메모리 액세스 명령어 템플릿 - 임시적Memory Access Instruction Template - Temporary

임시적 데이터는 캐싱(caching)으로부터 이득을 얻기에 충분히 빨리 재사용될 것 같은 데이터이다. 그러나, 이것은 힌트이며, 전적으로 힌트를 무시하는 것을 비롯하여, 상이한 방식으로 상이한 프로세서가 그것을 구현할 수 있다.Temporary data is data that is likely to be reused quickly enough to benefit from caching. However, this is a hint, and different processors may implement it in different ways, including ignoring hints altogether.

메모리 액세스 명령어 템플릿 - Memory Access Instruction Template - 비임시적Non-temporary

비임시적 데이터는 제1 레벨 캐시에서의 캐싱으로부터 이득을 얻기에 충분히 빨리 재사용될 것 같지 않은 데이터이며, 축출(eviction)을 위한 우선순위가 주어져야 한다. 그러나, 이것은 힌트이며, 전적으로 힌트를 무시하는 것을 비롯하여, 상이한 방식으로 상이한 프로세서가 그것을 구현할 수 있다.Non-ad hoc data is unlikely to be reused quickly enough to gain from caching in the first level cache, and should be given priority for eviction. However, this is a hint, and different processors may implement it in different ways, including ignoring hints altogether.

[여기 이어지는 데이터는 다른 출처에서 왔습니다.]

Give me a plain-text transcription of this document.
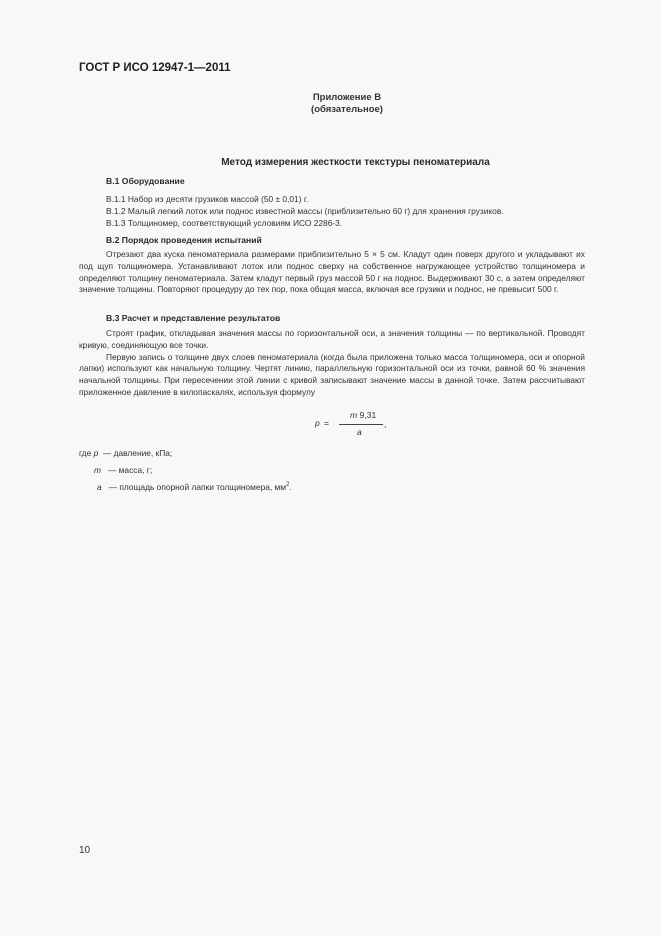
ГОСТ Р ИСО 12947-1—2011
Приложение В
(обязательное)
Метод измерения жесткости текстуры пеноматериала
В.1 Оборудование
В.1.1 Набор из десяти грузиков массой (50 ± 0,01) г.
В.1.2 Малый легкий лоток или поднос известной массы (приблизительно 60 г) для хранения грузиков.
В.1.3 Толщиномер, соответствующий условиям ИСО 2286-3.
В.2 Порядок проведения испытаний

Отрезают два куска пеноматериала размерами приблизительно 5 × 5 см. Кладут один поверх другого и укладывают их под щуп толщиномера. Устанавливают лоток или поднос сверху на собственное нагружающее устройство толщиномера и определяют толщину пеноматериала. Затем кладут первый груз массой 50 г на поднос. Выдерживают 30 с, а затем определяют значение толщины. Повторяют процедуру до тех пор, пока общая масса, включая все грузики и поднос, не превысит 500 г.

В.3 Расчет и представление результатов

Строят график, откладывая значения массы по горизонтальной оси, а значения толщины — по вертикальной. Проводят кривую, соединяющую все точки.

Первую запись о толщине двух слоев пеноматериала (когда была приложена только масса толщиномера, оси и опорной лапки) используют как начальную толщину. Чертят линию, параллельную горизонтальной оси из точки, равной 60 % значения начальной толщины. При пересечении этой линии с кривой записывают значение массы в данной точке. Затем рассчитывают приложенное давление в килопаскалях, используя формулу

p =
m 9,31
a
,
где p — давление, кПа;
m — масса, г;
a — площадь опорной лапки толщиномера, $мм^2$.
10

클래스 B의 명령어 템플릿Instruction template of class B

클래스 B의 명령어 템플릿의 경우에, 알파 필드(1352)는 쓰기 마스크 제어(Z) 필드(1352C)로서 해석되는데, 그것의 내용은 쓰기 마스크 필드(1370)에 의해 제어되는 쓰기 마스킹이 병합이어야 하는지 제로화이어야 하는지를 구별한다.In the case of a command template of class B, the alpha field 1352 is interpreted as the write mask control (Z) field 1352C, whose contents indicate whether the write masking controlled by the write mask field 1370 should be a merge .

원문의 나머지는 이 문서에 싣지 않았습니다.